The GALEX view of the Herschel Reference Survey - Ultraviolet structural properties of nearby galaxies

TL;DR

This study uses ultraviolet and optical data to analyze the structural properties of nearby galaxies, revealing how UV disk size correlates with atomic hydrogen content and environment, and supporting inside-out galaxy growth models.

Contribution

It provides new insights into UV structural scaling relations and the role of HI in galaxy disk growth, using a comprehensive multi-wavelength dataset of the Herschel Reference Survey.

Findings

UV surface brightness slopes change with galaxy mass

UV disk extent correlates with HI gas fraction

Inner star formation less affected by HI removal in HI-deficient galaxies

Abstract

We present GALEX far-ultraviolet (FUV) and near-ultraviolet (NUV) as well as SDSS g, r, i photometry and structural parameters for the Herschel Reference Survey, a magnitude-, volume-limited sample of nearby galaxies in different environments.

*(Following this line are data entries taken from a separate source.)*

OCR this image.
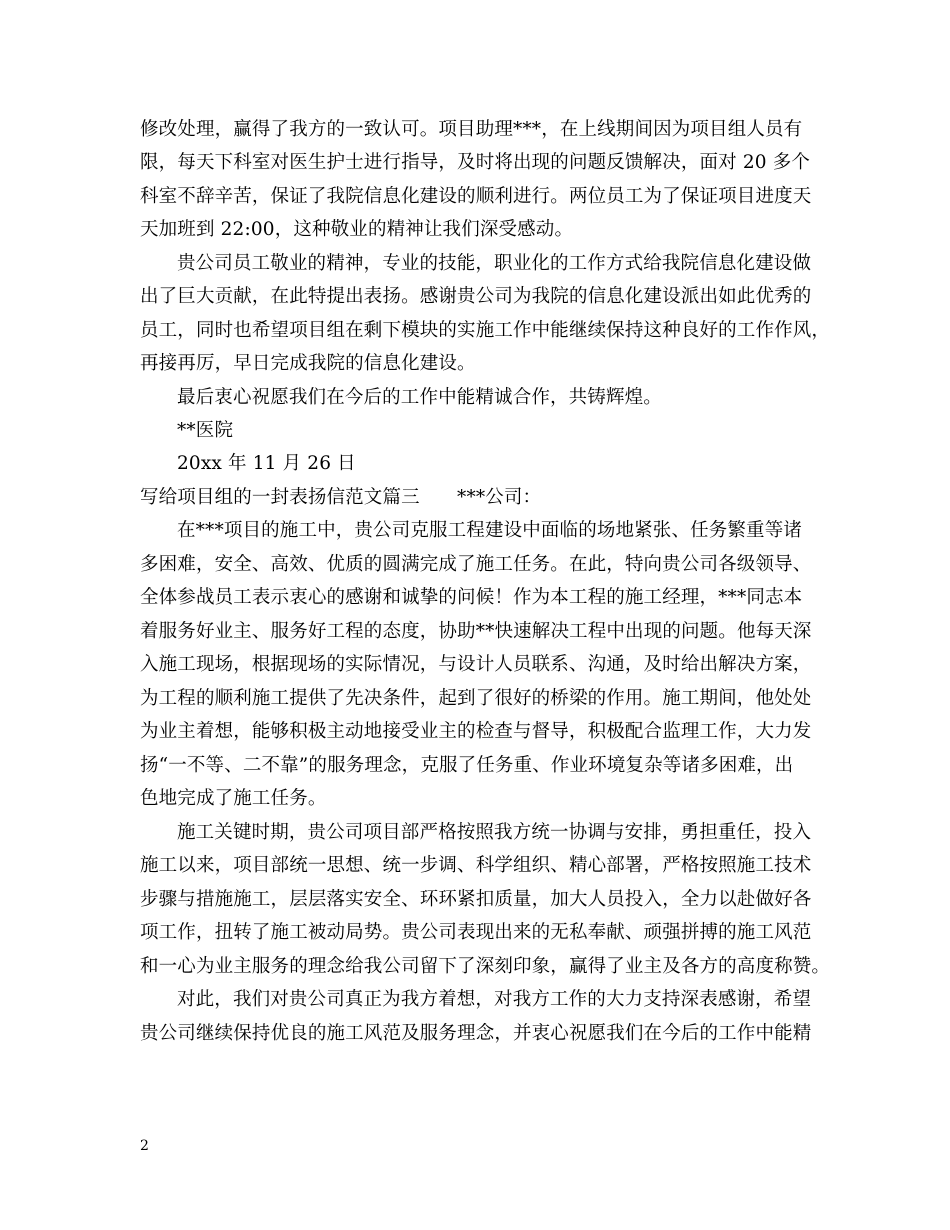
修改处理，赢得了我方的一致认可。项目助理***，在上线期间因为项目组人员有
限，每天下科室对医生护士进行指导，及时将出现的问题反馈解决，面对 20 多个
科室不辞辛苦，保证了我院信息化建设的顺利进行。两位员工为了保证项目进度天
天加班到 22:00，这种敬业的精神让我们深受感动。
贵公司员工敬业的精神，专业的技能，职业化的工作方式给我院信息化建设做
出了巨大贡献，在此特提出表扬。感谢贵公司为我院的信息化建设派出如此优秀的
员工，同时也希望项目组在剩下模块的实施工作中能继续保持这种良好的工作作风，
再接再厉，早日完成我院的信息化建设。
最后衷心祝愿我们在今后的工作中能精诚合作，共铸辉煌。
**医院
20xx 年 11 月 26 日
写给项目组的一封表扬信范文篇三　　***公司：
在***项目的施工中，贵公司克服工程建设中面临的场地紧张、任务繁重等诸
多困难，安全、高效、优质的圆满完成了施工任务。在此，特向贵公司各级领导、
全体参战员工表示衷心的感谢和诚挚的问候！作为本工程的施工经理，***同志本
着服务好业主、服务好工程的态度，协助**快速解决工程中出现的问题。他每天深
入施工现场，根据现场的实际情况，与设计人员联系、沟通，及时给出解决方案，
为工程的顺利施工提供了先决条件，起到了很好的桥梁的作用。施工期间，他处处
为业主着想，能够积极主动地接受业主的检查与督导，积极配合监理工作，大力发
扬“一不等、二不靠”的服务理念，克服了任务重、作业环境复杂等诸多困难，出
色地完成了施工任务。
施工关键时期，贵公司项目部严格按照我方统一协调与安排，勇担重任，投入
施工以来，项目部统一思想、统一步调、科学组织、精心部署，严格按照施工技术
步骤与措施施工，层层落实安全、环环紧扣质量，加大人员投入，全力以赴做好各
项工作，扭转了施工被动局势。贵公司表现出来的无私奉献、顽强拼搏的施工风范
和一心为业主服务的理念给我公司留下了深刻印象，赢得了业主及各方的高度称赞。
对此，我们对贵公司真正为我方着想，对我方工作的大力支持深表感谢，希望
贵公司继续保持优良的施工风范及服务理念，并衷心祝愿我们在今后的工作中能精
2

We use this unique dataset to investigate the ultraviolet (UV) structural scaling relations of nearby galaxies and to determine how the properties of the UV disk vary with atomic hydrogen content and environment. We find a clear change of slope in the stellar mass vs. effective surface brightness relation when moving from the optical to the UV, with more massive galaxies having brighter optical but fainter UV surface brightnesses than smaller systems. A similar change of slope is also seen in the radius vs. surface brightness relation. By comparing our observations with the predictions of a simple multi-zone chemical model of galaxy evolution, we show that these findings are a natural consequence of a much more efficient inside-out growth of the stellar disk in massive galaxies. We confirm that isophotal radii are always a better proxy for the size of the stellar/star-forming disk than effective quantities and we show that the extent of the UV disk (normalized to the optical size) is strongly correlated to the integrated HI gas fraction. This relation still holds even when cluster spirals are considered, with HI-deficient systems having less extended star-forming disks than HI-normal galaxies. Interestingly, the star formation in the inner part of HI-deficient galaxies is significantly less affected by the removal of the atomic hydrogen, as expected in a simple ram-pressure stripping scenario. These results suggest that it is the amount of HI that regulates the growth of the star-forming disk in the outskirts of galaxies.